A cultura importa, e sabemos que bons exemplos também. Tivemos
um presidente intelectual, seguido de um presidente que confessou não
ter a menor paciência para ler e uma presidente que, em campanha, lutou
para se lembrar do que estava lendo. O presidente intelectual não
inspirou, que se saiba, os brasileiros a ler mais, e antes que o acusem
de descaso, é importante saber que o hábito de leitura não se adquire
imitando chefes de Estado, e sim quem governa a vida do futuro leitor.
“Mas que números tristes”, lamentou a psicóloga e educadora
Susan Neuman sobre a pesquisa dos hábitos de leitura no Brasil. Neuman é
professora da Universidade de Nova York e foi subsecretária de educação
no primeiro mandato de George W. Bush, encarregada de educação
fundamental e secundária. Ela é reconhecida como uma das principais
autoridades do país em desenvolvimento na primeira infância e
alfabetização. Publicou vários livros, o penúltimo deles, em 2012, um
estudo sobre o efeito da pobreza na alfabetização, Giving Our Children a Fighting Chance: Poverty, Literacy, and the Development of Information Capital.

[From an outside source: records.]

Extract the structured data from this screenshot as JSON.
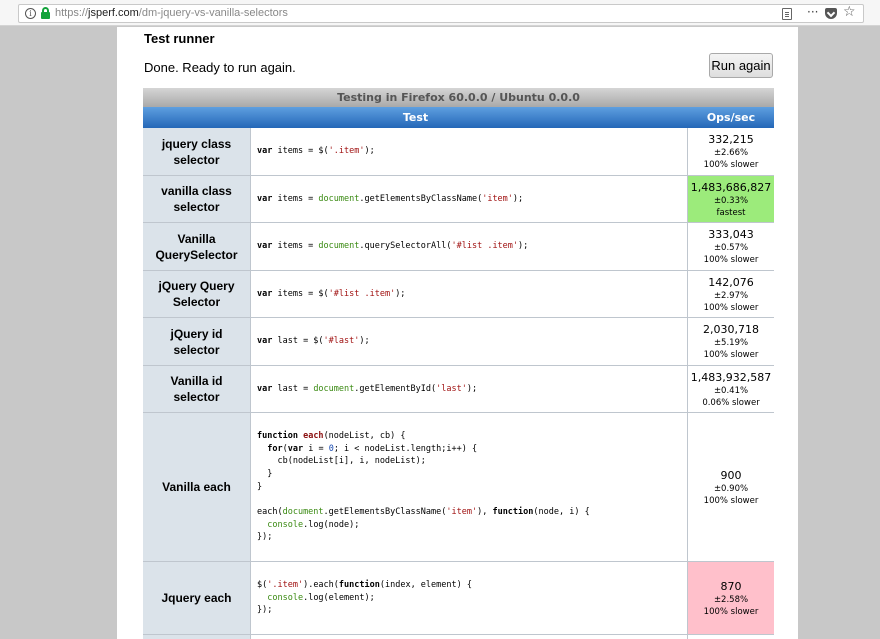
{
  "browser": {
    "url_prefix": "https://",
    "url_domain": "jsperf.com",
    "url_path": "/dm-jquery-vs-vanilla-selectors",
    "more_label": "···",
    "star_label": "☆",
    "info_label": "i"
  },
  "runner": {
    "title": "Test runner",
    "status": "Done. Ready to run again.",
    "run_button": "Run again"
  },
  "table": {
    "caption": "Testing in Firefox 60.0.0 / Ubuntu 0.0.0",
    "col_test": "Test",
    "col_ops": "Ops/sec",
    "rows": [
      {
        "name": "jquery class selector",
        "ops": "332,215",
        "err": "±2.66%",
        "rel": "100% slower",
        "status": "normal"
      },
      {
        "name": "vanilla class selector",
        "ops": "1,483,686,827",
        "err": "±0.33%",
        "rel": "fastest",
        "status": "fastest"
      },
      {
        "name": "Vanilla QuerySelector",
        "ops": "333,043",
        "err": "±0.57%",
        "rel": "100% slower",
        "status": "normal"
      },
      {
        "name": "jQuery Query Selector",
        "ops": "142,076",
        "err": "±2.97%",
        "rel": "100% slower",
        "status": "normal"
      },
      {
        "name": "jQuery id selector",
        "ops": "2,030,718",
        "err": "±5.19%",
        "rel": "100% slower",
        "status": "normal"
      },
      {
        "name": "Vanilla id selector",
        "ops": "1,483,932,587",
        "err": "±0.41%",
        "rel": "0.06% slower",
        "status": "normal"
      },
      {
        "name": "Vanilla each",
        "ops": "900",
        "err": "±0.90%",
        "rel": "100% slower",
        "status": "normal"
      },
      {
        "name": "Jquery each",
        "ops": "870",
        "err": "±2.58%",
        "rel": "100% slower",
        "status": "slowest"
      }
    ]
  },
  "colors": {
    "fastest": "#9ceb7b",
    "slowest": "#ffc0cb",
    "header_blue": "#2467b7"
  }
}
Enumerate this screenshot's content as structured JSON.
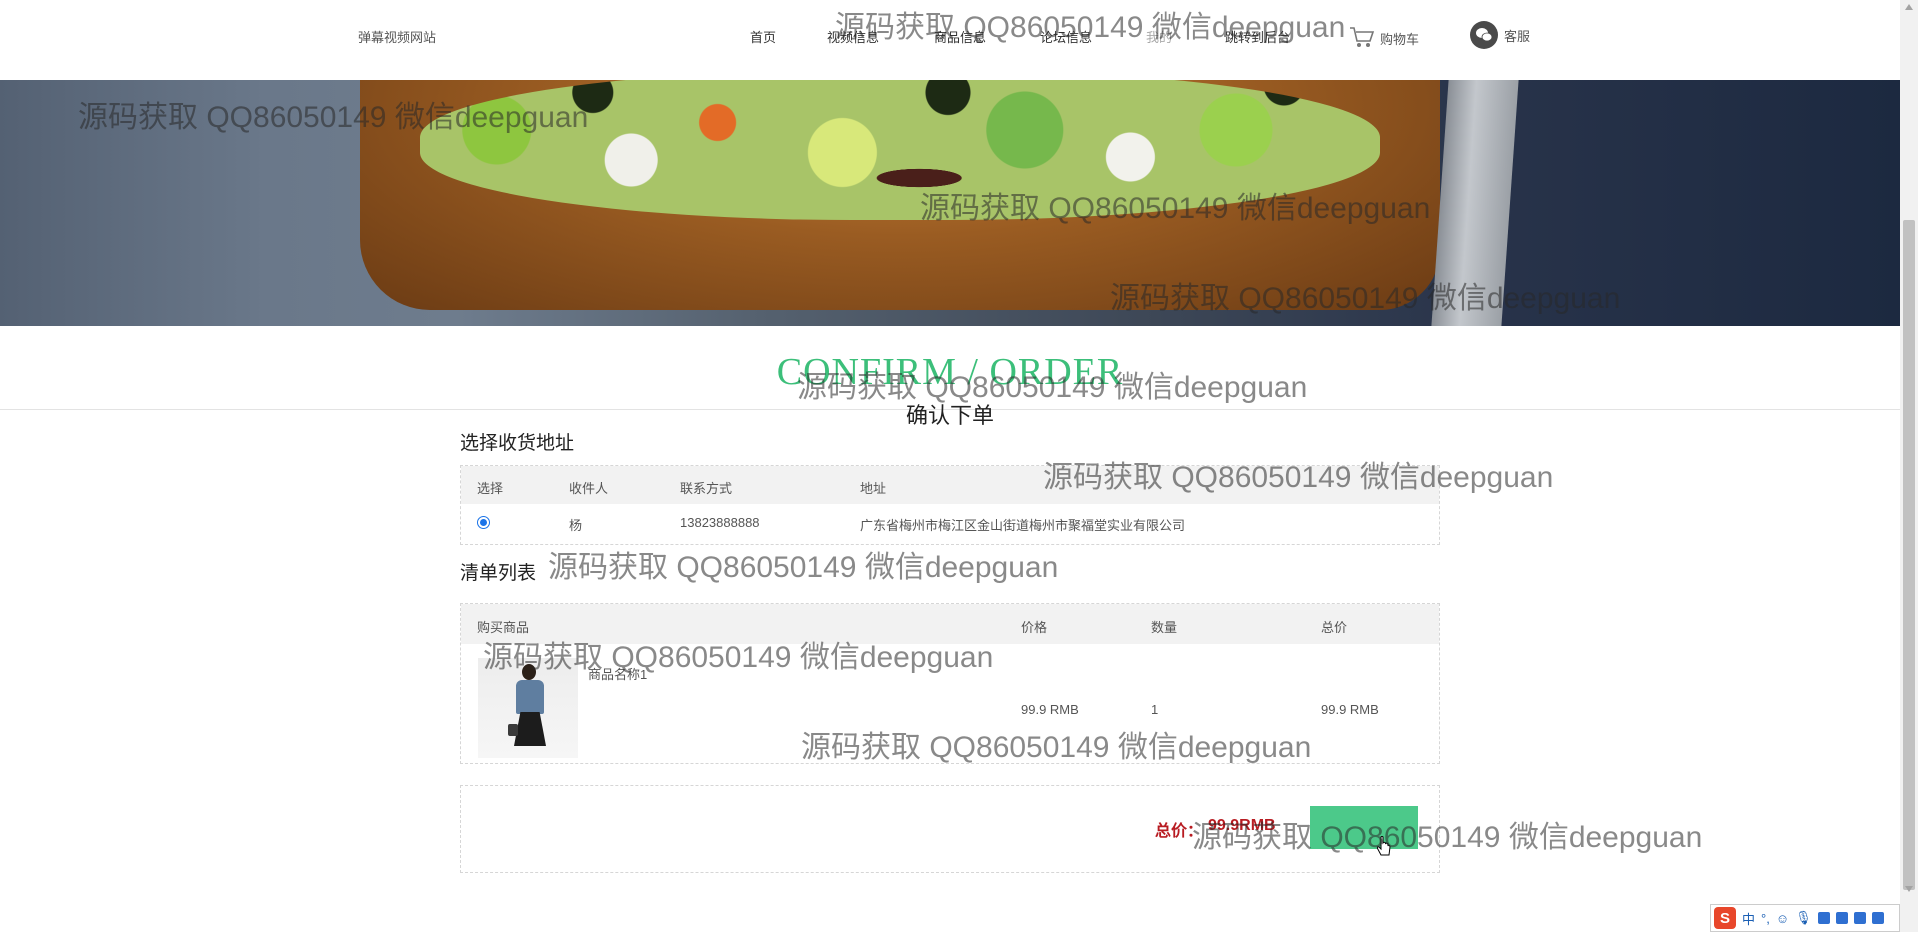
{
  "nav": {
    "site_title": "弹幕视频网站",
    "links": [
      "首页",
      "视频信息",
      "商品信息",
      "论坛信息",
      "我的",
      "跳转到后台"
    ],
    "cart_label": "购物车",
    "service_label": "客服"
  },
  "heading": {
    "english": "CONFIRM / ORDER",
    "chinese": "确认下单"
  },
  "address_section": {
    "title": "选择收货地址",
    "columns": [
      "选择",
      "收件人",
      "联系方式",
      "地址"
    ],
    "rows": [
      {
        "selected": true,
        "recipient": "杨",
        "phone": "13823888888",
        "address": "广东省梅州市梅江区金山街道梅州市聚福堂实业有限公司"
      }
    ]
  },
  "list_section": {
    "title": "清单列表",
    "columns": [
      "购买商品",
      "价格",
      "数量",
      "总价"
    ],
    "items": [
      {
        "name": "商品名称1",
        "price": "99.9 RMB",
        "quantity": "1",
        "total": "99.9 RMB"
      }
    ]
  },
  "summary": {
    "total_label": "总价：",
    "total_value": "99.9RMB",
    "submit_label": ""
  },
  "watermark_text": "源码获取 QQ86050149 微信deepguan",
  "ime": {
    "lang": "中",
    "punct": "°,"
  },
  "colors": {
    "accent_green": "#3cbf7a",
    "button_green": "#4cc98a",
    "price_red": "#b81c22",
    "radio_blue": "#1a73e8"
  }
}
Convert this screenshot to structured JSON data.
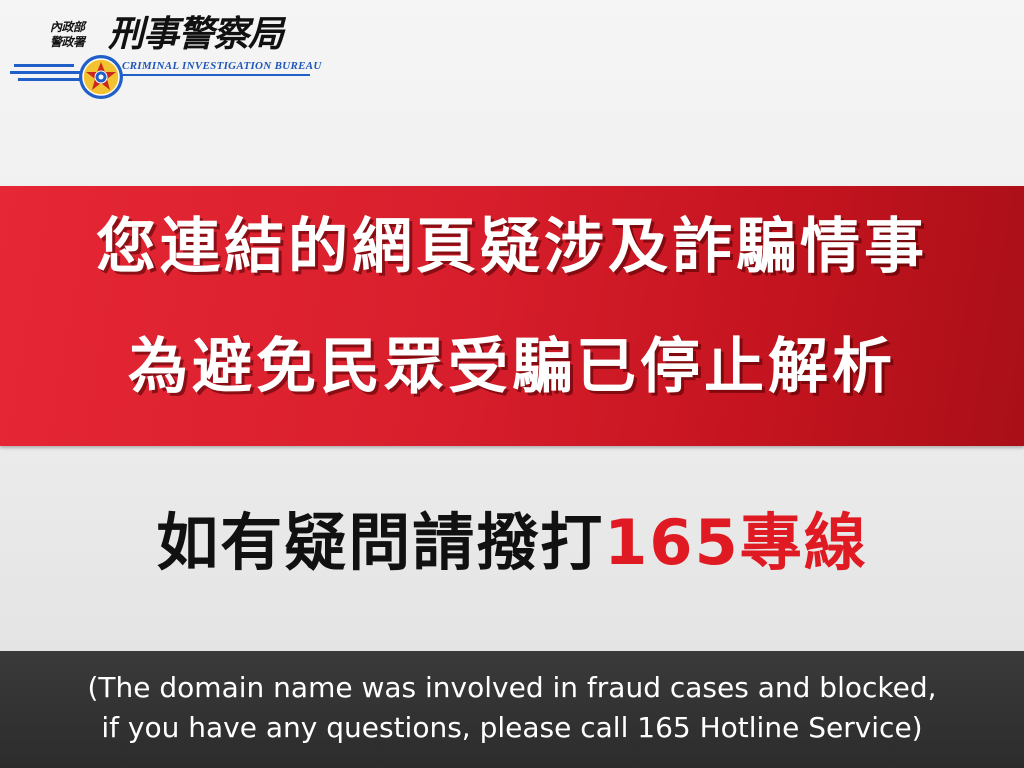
{
  "logo": {
    "agency_small_line1": "內政部",
    "agency_small_line2": "警政署",
    "agency_main": "刑事警察局",
    "agency_en": "CRIMINAL INVESTIGATION BUREAU",
    "badge_icon": "police-badge-icon",
    "stripe_color": "#1f5fc7"
  },
  "banner": {
    "line1": "您連結的網頁疑涉及詐騙情事",
    "line2": "為避免民眾受騙已停止解析",
    "color": "#d81e2c"
  },
  "hotline": {
    "prefix": "如有疑問請撥打",
    "number": "165專線",
    "number_color": "#e01a22"
  },
  "footer": {
    "line1": "(The domain name was involved in fraud cases and blocked,",
    "line2": "if you have any questions, please call 165 Hotline Service)"
  }
}
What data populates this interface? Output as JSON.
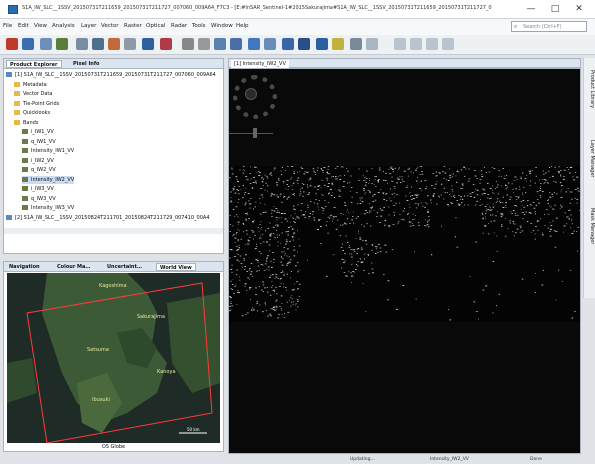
{
  "window": {
    "title": "S1A_IW_SLC__1SSV_20150731T211659_20150731T211727_007060_009A64_F7C3 - [E:#InSAR_Sentinel-1#2015Sakurajima#S1A_IW_SLC__1SSV_20150731T211659_20150731T211727_007060_0…",
    "min_glyph": "—",
    "max_glyph": "□",
    "close_glyph": "✕"
  },
  "menu": [
    "File",
    "Edit",
    "View",
    "Analysis",
    "Layer",
    "Vector",
    "Raster",
    "Optical",
    "Radar",
    "Tools",
    "Window",
    "Help"
  ],
  "search": {
    "placeholder": "Search (Ctrl+F)"
  },
  "left_panel": {
    "tabs": [
      "Product Explorer",
      "Pixel Info"
    ],
    "tree": [
      {
        "label": "[1] S1A_IW_SLC__1SSV_20150731T211659_20150731T211727_007060_009A64",
        "icon": "prod",
        "indent": 0
      },
      {
        "label": "Metadata",
        "icon": "folder",
        "indent": 1
      },
      {
        "label": "Vector Data",
        "icon": "folder",
        "indent": 1
      },
      {
        "label": "Tie-Point Grids",
        "icon": "folder",
        "indent": 1
      },
      {
        "label": "Quicklooks",
        "icon": "folder",
        "indent": 1
      },
      {
        "label": "Bands",
        "icon": "folder",
        "indent": 1
      },
      {
        "label": "i_IW1_VV",
        "icon": "band",
        "indent": 2
      },
      {
        "label": "q_IW1_VV",
        "icon": "band",
        "indent": 2
      },
      {
        "label": "Intensity_IW1_VV",
        "icon": "band",
        "indent": 2
      },
      {
        "label": "i_IW2_VV",
        "icon": "band",
        "indent": 2
      },
      {
        "label": "q_IW2_VV",
        "icon": "band",
        "indent": 2
      },
      {
        "label": "Intensity_IW2_VV",
        "icon": "band",
        "indent": 2,
        "selected": true
      },
      {
        "label": "i_IW3_VV",
        "icon": "band",
        "indent": 2
      },
      {
        "label": "q_IW3_VV",
        "icon": "band",
        "indent": 2
      },
      {
        "label": "Intensity_IW3_VV",
        "icon": "band",
        "indent": 2
      },
      {
        "label": "[2] S1A_IW_SLC__1SSV_20150824T211701_20150824T211729_007410_00A4",
        "icon": "prod",
        "indent": 0
      }
    ],
    "bottom_tabs": [
      "Navigation",
      "Colour Ma…",
      "Uncertaint…",
      "World View"
    ],
    "world_view_labels": [
      "Kagoshima",
      "Satsuma",
      "Sakurajima",
      "Kanoya",
      "Ibusuki"
    ],
    "globe_label": "OS Globe",
    "scale_label": "50 km"
  },
  "image_view": {
    "tab_label": "[1] Intensity_IW2_VV"
  },
  "right_dock": [
    "Product Library",
    "Layer Manager",
    "Mask Manager"
  ],
  "status": [
    "Updating…",
    "Intensity_IW2_VV",
    "Done"
  ]
}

Neuman participou de um estudo pioneiro usando a tecnologia de
eye-tracking, que acompanha o menor movimento dos olhos, e concluiu que
bebês de até 14 meses expostos ao contato regular com livros são
capazes de reconhecer, por exemplo, se o livro está de cabeça para
baixo. O estudo do qual ela participou, publicado em 2014, também
derrubou o mito de que seria possível ensinar bebês a ler. Na época, ela
comentou que a enxurrada de mídia eletrônica que promovia alfabetização
precoce tinha um público alvo: pais ansiosos para tornar seus filhos
mais competitivos na escola. Mas, como ela explica nesta entrevista ao Aliás,
preparar a criança para a leitura pós-alfabetização é muito mais do que
colocar um livro à sua frente. O hábito da leitura por curiosidade e
prazer depende, em boa parte, de boas memórias da infância em torno de
palavras e histórias. E elas dificilmente se formam na ausência de
exemplos adultos e de afeto.
Diante dos números que a senhora considera tão
preocupantes, como a pesquisa brasileira pode refletir a infância dos
não leitores?
Há lições críticas que já aprendemos sobre como criar condições para a
criança ler visando o objetivo real de leitura mais tarde em sua vida.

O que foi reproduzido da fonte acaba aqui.